De voorzieningenrechter heeft vastgesteld dat er sprake is van een substantiële betalingsachterstand die sinds 2012 bestaat. Ondanks de argumenten van Veen en Veste q.q. dat de achterstand tijdelijk was en dat er uitzicht was op verbetering van de financiële situatie van de onder bewind gestelde, heeft de rechter geoordeeld dat ABN AMRO gerechtigd is om haar recht tot parate executie uit te oefenen.

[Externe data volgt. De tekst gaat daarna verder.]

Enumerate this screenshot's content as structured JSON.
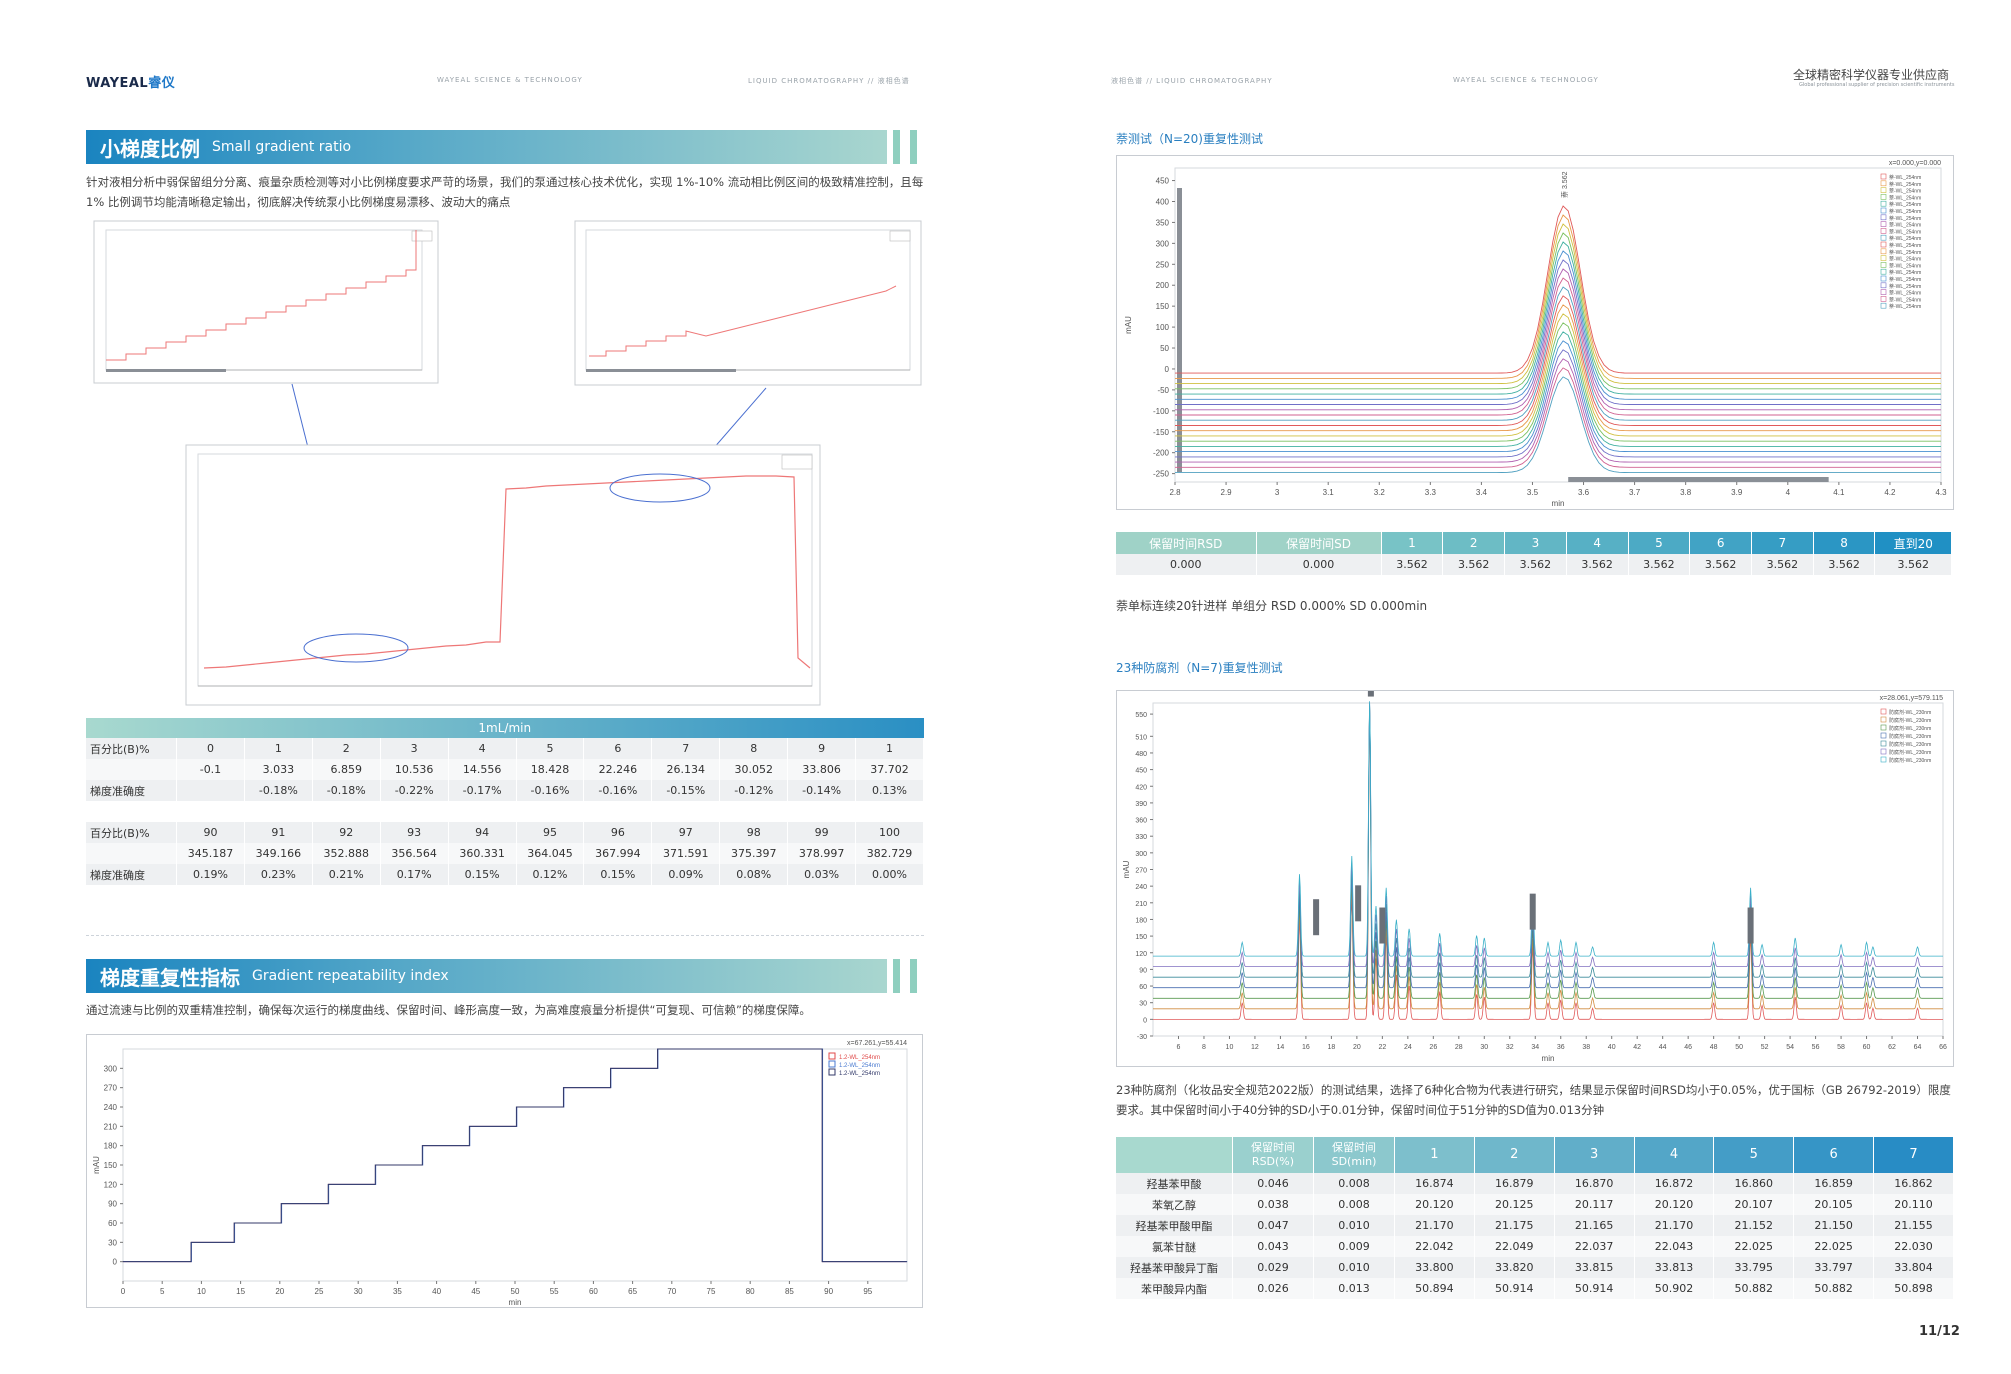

De rechter heeft geconcludeerd dat de belangen van de bank zwaarder wegen dan de persoonlijke gevolgen voor de onder bewind gestelde, en dat er geen sprake is van misbruik van recht door ABN AMRO.
Uiteindelijk heeft de voorzieningenrechter de vorderingen van Veen en Veste q.q. afgewezen en hen veroordeeld in de proceskosten. Dit vonnis is uitgesproken op 28 september 2016 door mr. S.M. Schothorst en mr. H. Wolthuis.